第38話 拝啓、3年前のわたしへ

 3年前のわたしよ。

 あやつはやりましたよね、あれだけ難解なテーマを不器用なりの文章で見事に描いて見せました。どんな矛盾に進めなくなっても、湯水のようにあった時間を惜しみなくそそぎ、どこまでも深くにもぐって答えを探しだしました。


 今の私にはどれも難しいことです。同じテーマでは書けませんし、時間は限られ、周囲の環境が集中を許してくれません。現に向かうと言った机にすらいまだ座らせてもらえていないのです。

 ある意味私が欲する逆境ではあるのですが。でも決して望んだものではなく、渦中に放りこまれたものです。


 ああ。どこかに精神と時の部屋が売っていないでしょうか。


 書く意欲はあり、時間はなく、他にやらなければならないことはあり、いざ書こうとなってもアイデアはなし。

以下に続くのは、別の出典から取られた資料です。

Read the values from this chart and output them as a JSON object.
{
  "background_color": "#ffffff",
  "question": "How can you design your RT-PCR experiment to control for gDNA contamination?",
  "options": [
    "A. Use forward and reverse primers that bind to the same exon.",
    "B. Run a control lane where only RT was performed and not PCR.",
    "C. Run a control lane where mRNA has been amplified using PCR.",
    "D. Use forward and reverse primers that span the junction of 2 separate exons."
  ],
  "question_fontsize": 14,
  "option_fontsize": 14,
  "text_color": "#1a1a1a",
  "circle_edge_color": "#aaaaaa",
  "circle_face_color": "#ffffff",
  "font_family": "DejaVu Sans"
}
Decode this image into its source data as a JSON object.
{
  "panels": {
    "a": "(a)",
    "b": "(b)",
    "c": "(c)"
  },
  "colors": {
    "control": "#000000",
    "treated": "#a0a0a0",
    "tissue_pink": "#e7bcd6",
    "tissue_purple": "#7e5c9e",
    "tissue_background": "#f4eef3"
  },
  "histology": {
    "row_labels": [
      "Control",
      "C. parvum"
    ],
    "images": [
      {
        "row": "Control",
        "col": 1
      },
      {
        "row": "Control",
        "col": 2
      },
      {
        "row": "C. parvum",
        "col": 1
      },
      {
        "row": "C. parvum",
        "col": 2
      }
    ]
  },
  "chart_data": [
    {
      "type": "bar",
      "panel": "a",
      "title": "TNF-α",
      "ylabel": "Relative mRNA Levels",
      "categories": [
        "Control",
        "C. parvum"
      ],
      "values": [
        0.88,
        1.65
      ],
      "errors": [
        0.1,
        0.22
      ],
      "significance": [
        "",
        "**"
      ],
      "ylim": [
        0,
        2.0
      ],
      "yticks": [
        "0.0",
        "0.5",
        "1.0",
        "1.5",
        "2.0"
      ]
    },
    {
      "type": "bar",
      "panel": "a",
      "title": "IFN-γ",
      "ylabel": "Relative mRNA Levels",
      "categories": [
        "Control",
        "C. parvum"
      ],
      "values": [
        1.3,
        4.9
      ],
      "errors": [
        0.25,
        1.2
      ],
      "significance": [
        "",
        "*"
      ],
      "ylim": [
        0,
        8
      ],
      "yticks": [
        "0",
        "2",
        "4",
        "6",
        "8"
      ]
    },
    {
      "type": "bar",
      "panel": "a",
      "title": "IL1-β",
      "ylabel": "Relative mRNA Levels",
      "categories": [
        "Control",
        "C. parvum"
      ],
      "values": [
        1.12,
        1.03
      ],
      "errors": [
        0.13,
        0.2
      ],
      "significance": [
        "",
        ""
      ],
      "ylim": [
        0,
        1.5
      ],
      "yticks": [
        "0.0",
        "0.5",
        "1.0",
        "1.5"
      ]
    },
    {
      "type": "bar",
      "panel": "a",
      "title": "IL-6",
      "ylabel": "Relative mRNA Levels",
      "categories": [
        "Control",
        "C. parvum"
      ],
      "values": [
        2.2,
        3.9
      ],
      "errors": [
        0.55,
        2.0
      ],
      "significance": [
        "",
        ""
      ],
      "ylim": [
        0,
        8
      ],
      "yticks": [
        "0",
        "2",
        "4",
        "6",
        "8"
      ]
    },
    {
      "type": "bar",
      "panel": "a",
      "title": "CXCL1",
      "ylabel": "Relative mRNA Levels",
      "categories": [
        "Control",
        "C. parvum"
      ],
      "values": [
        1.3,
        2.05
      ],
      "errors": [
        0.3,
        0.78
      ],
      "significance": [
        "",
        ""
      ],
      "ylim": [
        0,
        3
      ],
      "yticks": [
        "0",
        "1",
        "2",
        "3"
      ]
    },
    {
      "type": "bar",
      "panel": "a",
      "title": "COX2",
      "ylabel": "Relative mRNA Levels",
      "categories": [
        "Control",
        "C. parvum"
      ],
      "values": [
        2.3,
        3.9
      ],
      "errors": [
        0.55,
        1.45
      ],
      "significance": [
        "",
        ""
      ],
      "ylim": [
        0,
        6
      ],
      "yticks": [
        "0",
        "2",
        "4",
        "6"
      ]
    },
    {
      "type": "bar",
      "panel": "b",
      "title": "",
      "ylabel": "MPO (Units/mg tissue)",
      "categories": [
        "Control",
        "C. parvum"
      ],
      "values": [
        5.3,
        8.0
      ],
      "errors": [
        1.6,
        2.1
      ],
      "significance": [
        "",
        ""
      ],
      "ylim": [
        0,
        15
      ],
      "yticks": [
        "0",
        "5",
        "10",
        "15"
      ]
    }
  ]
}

 思考を割く時間もすごく減りました。考えなければならない些事が多く、しなければならないことは山積で。


 あの6万字を仕上げればよいだけなんです。でも今はまだその時ではないと、過去のわたしが引きとめているのが見えます。迷ったまま書くんじゃないと。


 3年前のわたしよ。

 あなたのようになるにはどうしたらよいのでしょうね。闇雲にヘッタクソな文章を量産し続けた、あのガムシャラな日々はどうやったら戻ってくるでしょうか。

 こうやって弱音をはいている時点で、鼻で笑われているのが見えるようです。